Toledo Humane Society scans animals for all microchips. "I have every type of scanner," said Greg Bloomfield, THS President, "I agree wholeheartedly with any type of identification and specifically microchipping– it's important to return an animal to its owner [if lost]."
"We chip every cat that goes out," he adds, "with a cat so many people are opposed to putting on tags and a collar that microchipping makes the most sense–"
However, the Lucas County Dog Warden is not scanning dogs for these microchips. "State law does not compel us to scan," said Thomas Skeldon, chief dog warden for Lucas County. "If [a new law] is passed by the state legislature, we'll do it."
But with between 2,000-3,000 lost or "surrendered" animals euthanized every year in Lucas County, could scanning for these chips save some dogs' lives?
"The vast majority of the dogs that we pick up here aren't licen-sed," said Skeldon. "I was told that we'd have to scan for two years before finding a dog with a chip, there's so few out there with chips." Skeldon claims that "80 percent of chips are untraceable – not registered," meaning the pet owner who bought the chip didn't go on the Internet and fill out the registration. "So, we've got a very small percentage [of dogs] that are chipped and 80 percent of the ones that are, are dead ends–"
Skeldon also claims that you have to put the scanner on the animal, which raises a safety issue for staff.
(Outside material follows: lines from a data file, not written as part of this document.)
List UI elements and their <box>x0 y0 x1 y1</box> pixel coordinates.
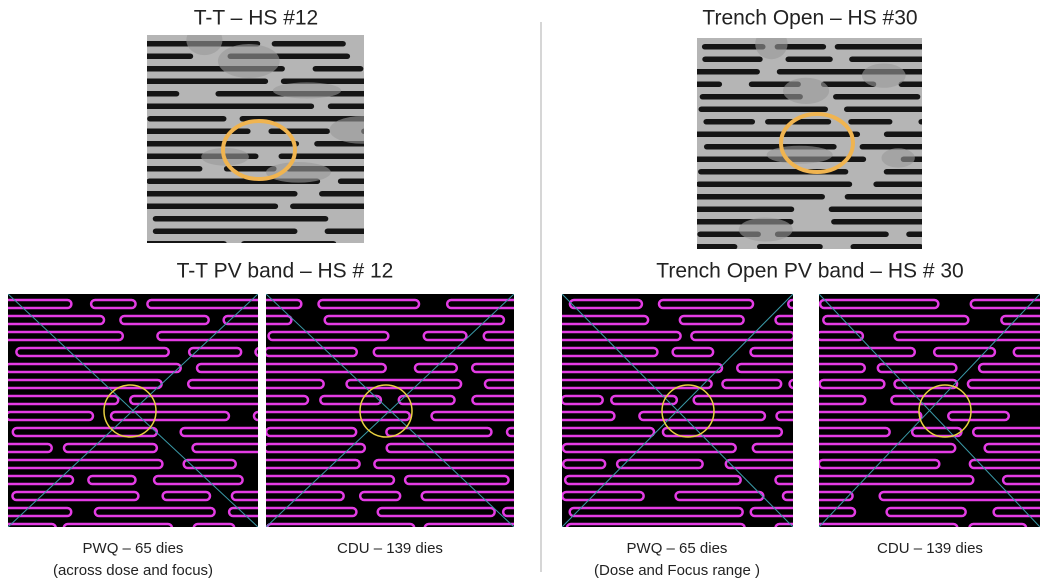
line-feature <box>845 194 990 200</box>
texture <box>881 148 914 167</box>
line-feature <box>873 182 924 188</box>
line-feature <box>849 57 957 63</box>
line-feature <box>699 107 828 113</box>
texture <box>330 116 395 144</box>
caption: PWQ – 65 dies <box>83 540 184 557</box>
sem-title: T-T – HS #12 <box>194 7 319 30</box>
caption: PWQ – 65 dies <box>627 540 728 557</box>
line-feature <box>268 129 330 135</box>
line-feature <box>328 104 427 110</box>
line-feature <box>338 179 439 185</box>
texture <box>767 146 833 164</box>
sem-image <box>682 28 1027 249</box>
texture <box>862 63 906 87</box>
texture <box>783 78 829 104</box>
pv-contour <box>194 524 235 532</box>
pv-band-image <box>799 294 1042 532</box>
texture <box>218 44 280 78</box>
line-feature <box>833 94 920 100</box>
texture <box>273 82 341 98</box>
line-feature <box>786 57 833 63</box>
pv-contour <box>969 524 1026 532</box>
texture <box>755 28 787 59</box>
line-feature <box>829 207 970 213</box>
line-feature <box>775 232 889 238</box>
line-feature <box>140 191 297 197</box>
caption: CDU – 139 dies <box>877 540 983 557</box>
pv-contour <box>805 524 957 532</box>
line-feature <box>844 107 934 113</box>
line-feature <box>137 241 227 247</box>
line-feature <box>131 166 202 172</box>
caption: (across dose and focus) <box>53 562 213 579</box>
line-feature <box>272 41 346 47</box>
line-feature <box>142 54 193 60</box>
line-feature <box>884 132 983 138</box>
line-feature <box>290 204 368 210</box>
line-feature <box>693 132 860 138</box>
line-feature <box>899 82 997 88</box>
sem-title: Trench Open – HS #30 <box>702 7 917 30</box>
line-feature <box>134 79 268 85</box>
line-feature <box>361 129 450 135</box>
caption: CDU – 139 dies <box>337 540 443 557</box>
line-feature <box>692 207 794 213</box>
caption: (Dose and Focus range ) <box>594 562 760 579</box>
pv-title: T-T PV band – HS # 12 <box>177 260 394 283</box>
line-feature <box>884 169 1000 175</box>
line-feature <box>147 116 226 122</box>
figure: T-T – HS #12 Trench Open – HS #30 T-T PV… <box>0 0 1042 580</box>
line-feature <box>325 229 443 235</box>
line-feature <box>153 229 298 235</box>
pv-contour <box>267 524 414 532</box>
pv-contour <box>64 524 172 532</box>
line-feature <box>241 241 336 247</box>
line-feature <box>835 44 950 50</box>
line-feature <box>682 82 722 88</box>
line-feature <box>313 66 364 72</box>
line-feature <box>132 91 179 97</box>
texture <box>266 162 331 183</box>
sem-image <box>129 25 478 246</box>
line-feature <box>851 244 924 249</box>
line-feature <box>314 141 478 147</box>
line-feature <box>831 219 963 225</box>
line-feature <box>140 104 314 110</box>
line-feature <box>696 182 852 188</box>
pv-title: Trench Open PV band – HS # 30 <box>656 260 963 283</box>
line-feature <box>901 157 999 163</box>
line-feature <box>153 216 329 222</box>
line-feature <box>918 119 1020 125</box>
line-feature <box>129 141 299 147</box>
texture <box>739 218 793 242</box>
line-feature <box>134 204 278 210</box>
pv-contour <box>567 524 745 532</box>
line-feature <box>906 232 949 238</box>
line-feature <box>279 154 425 160</box>
line-feature <box>860 144 1027 150</box>
line-feature <box>702 57 762 63</box>
line-feature <box>692 244 737 249</box>
line-feature <box>688 69 760 75</box>
line-feature <box>848 119 892 125</box>
pv-contour <box>3 524 56 532</box>
line-feature <box>703 119 755 125</box>
line-feature <box>694 194 825 200</box>
line-feature <box>757 244 823 249</box>
line-feature <box>319 191 421 197</box>
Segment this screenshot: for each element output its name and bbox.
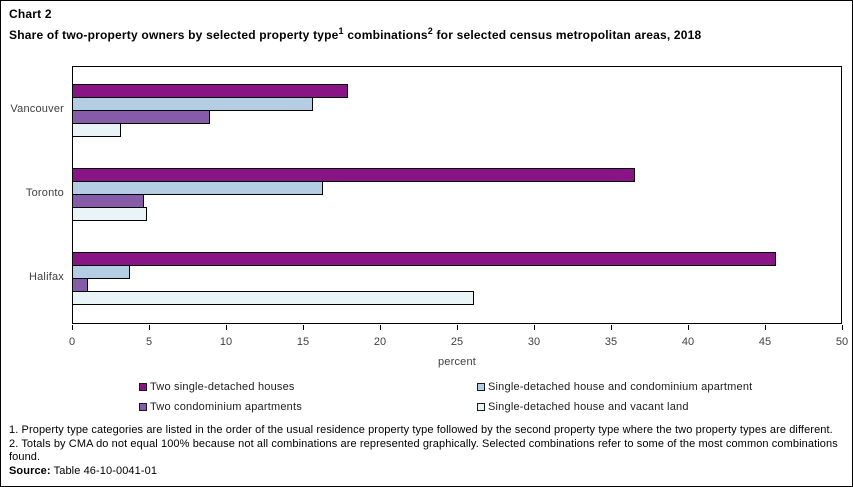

But many other dog wardens in Ohio scan their animals. Franklin County scans each dog three times and finds one chipped dog for approximately every fifty dogs. And they're handling about 10,000 more dogs per year than Lucas County, though Skeldon said sometimes those finds are the same dog being found multiple times. Hamilton County scans each dog four times. Wood County scans its dogs, but according to Chief Deputy Nicholas Salav they've only found three chipped dogs.
Skeldon isn't sold on scanning being a necessity, mostly due to the convoluted state of the technology, with different companies marketing chips, maintaining different databases and pet owners not registering their pet with the companies or updating the information when they move.
"The technology isn't there yet," Skeldon said. "If you had a scanner that you could just point at the dog, that would be the watershed point."
However, local animal lovers think the Lucas County Dog Warden should scan. "In the rescue community, it is considered highly irresponsible for any Dog Warden or establishment whose purpose is to help animals in need, to not check for a microchip," said Valerie Fine, president of the board of directors of the Wood County Humane Society.
Bart Soeder, a veterinarian at the Heatherdowns Veterinary Clinic, agrees.
"I think it's appropriate for all shelters, humane societies and any organization dedicated to locating animals homes and placing them, I think they should be scanning the animals for microchips."